Friends and family said they were baffled by his death, but many whites seemed to understand. They called him “Sky King.” Russell wasn’t a failure in life, but he felt he lacked something. He took to the sky for a moment of glory before he ended it all. His story is tragi-heroic.

It’s not surprising so many whites want a way out. In The Ethnostate, Wilmot Robertson argued that “demoralization” is a dire threat to populations. “If you are not permitted to utter or hear one good word about your own people,” he wrote, “then no matter how great your capabilities, you will be hard put to overcome the mental and physical paralysis imposed by demoralization.” Robertson said whites could resist “demoralization” by “blacking out the media.” Today, that’s almost impossible.
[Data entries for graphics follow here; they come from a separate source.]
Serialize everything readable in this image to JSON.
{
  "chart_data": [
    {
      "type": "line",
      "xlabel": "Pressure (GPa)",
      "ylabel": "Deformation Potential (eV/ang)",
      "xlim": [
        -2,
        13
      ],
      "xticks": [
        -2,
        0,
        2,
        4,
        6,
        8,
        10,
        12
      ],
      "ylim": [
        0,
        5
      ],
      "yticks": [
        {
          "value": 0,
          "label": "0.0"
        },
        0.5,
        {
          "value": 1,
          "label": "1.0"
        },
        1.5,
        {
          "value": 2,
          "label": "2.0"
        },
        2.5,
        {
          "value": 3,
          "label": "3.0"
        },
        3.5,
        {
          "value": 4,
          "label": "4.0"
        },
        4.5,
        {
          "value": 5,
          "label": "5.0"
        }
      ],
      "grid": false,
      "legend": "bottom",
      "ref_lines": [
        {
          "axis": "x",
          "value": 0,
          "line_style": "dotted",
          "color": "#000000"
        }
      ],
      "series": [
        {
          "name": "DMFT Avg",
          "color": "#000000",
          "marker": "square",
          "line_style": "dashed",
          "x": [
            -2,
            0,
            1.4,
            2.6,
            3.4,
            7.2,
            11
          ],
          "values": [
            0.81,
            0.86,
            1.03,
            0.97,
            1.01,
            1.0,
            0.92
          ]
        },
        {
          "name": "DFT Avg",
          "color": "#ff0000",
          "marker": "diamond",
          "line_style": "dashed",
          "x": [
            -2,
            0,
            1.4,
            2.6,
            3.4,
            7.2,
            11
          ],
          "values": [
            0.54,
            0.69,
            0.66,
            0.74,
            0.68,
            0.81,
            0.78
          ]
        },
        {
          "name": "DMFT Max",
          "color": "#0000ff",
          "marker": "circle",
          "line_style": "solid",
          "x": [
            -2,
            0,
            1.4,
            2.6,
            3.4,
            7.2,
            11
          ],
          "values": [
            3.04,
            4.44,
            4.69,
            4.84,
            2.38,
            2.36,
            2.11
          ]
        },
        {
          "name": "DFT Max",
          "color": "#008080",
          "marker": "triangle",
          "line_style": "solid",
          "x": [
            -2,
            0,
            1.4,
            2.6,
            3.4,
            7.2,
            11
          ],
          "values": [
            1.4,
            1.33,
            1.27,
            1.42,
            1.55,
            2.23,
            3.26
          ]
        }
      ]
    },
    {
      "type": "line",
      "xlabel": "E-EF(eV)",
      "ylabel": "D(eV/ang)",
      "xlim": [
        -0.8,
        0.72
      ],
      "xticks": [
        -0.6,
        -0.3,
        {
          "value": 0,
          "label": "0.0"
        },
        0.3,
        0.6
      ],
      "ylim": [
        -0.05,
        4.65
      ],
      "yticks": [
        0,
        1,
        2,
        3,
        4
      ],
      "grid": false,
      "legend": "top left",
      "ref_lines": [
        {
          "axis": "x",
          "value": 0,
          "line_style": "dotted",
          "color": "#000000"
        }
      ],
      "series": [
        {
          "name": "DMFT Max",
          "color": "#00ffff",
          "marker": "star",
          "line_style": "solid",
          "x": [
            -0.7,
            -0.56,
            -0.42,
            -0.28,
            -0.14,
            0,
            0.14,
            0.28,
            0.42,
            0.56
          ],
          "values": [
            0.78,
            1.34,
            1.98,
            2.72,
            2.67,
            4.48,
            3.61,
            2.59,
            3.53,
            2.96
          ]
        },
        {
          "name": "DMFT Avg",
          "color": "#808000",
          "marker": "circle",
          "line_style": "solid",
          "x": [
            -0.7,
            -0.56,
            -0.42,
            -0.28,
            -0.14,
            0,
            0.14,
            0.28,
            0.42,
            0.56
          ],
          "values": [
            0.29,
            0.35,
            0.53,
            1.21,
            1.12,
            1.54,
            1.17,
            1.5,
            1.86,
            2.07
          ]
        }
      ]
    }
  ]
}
Whites need racial identity not just so they can make sensible public policy. We need it not just to save our country. We need it not just to keep alive the possibility of future greatness. We need it too for a simpler reason: to keep on living. Without a feeling of race, of connectedness, of purpose, whites are alienated from themselves and each other. We see the results all around us: brainwashed children, self-loathing adults, middle-aged opioid addicts, deracinated consumers who live for nothing but a corporate franchise.

Racial identity is a necessary part of individual and group identity. We whites aren’t some unique “construct” of nothing but hatred and oppression.

We exist. We have the right to exist. We don’t need to justify it. Our race built great nations, created wonders, and conquered space. We will do much more when we awaken.

White advocates help our people do that. We face oppression, hardship, and violence, but the alternative is collective suicide. Individually, many of our brothers and sisters are making that choice. We must show them the right way.

There is nothing more thrilling than life with purpose. What purpose could be greater than saving your people? Unlike Nancy Pelosi, I want my grandchildren to look up at me and say, “I’m proud of who I am.”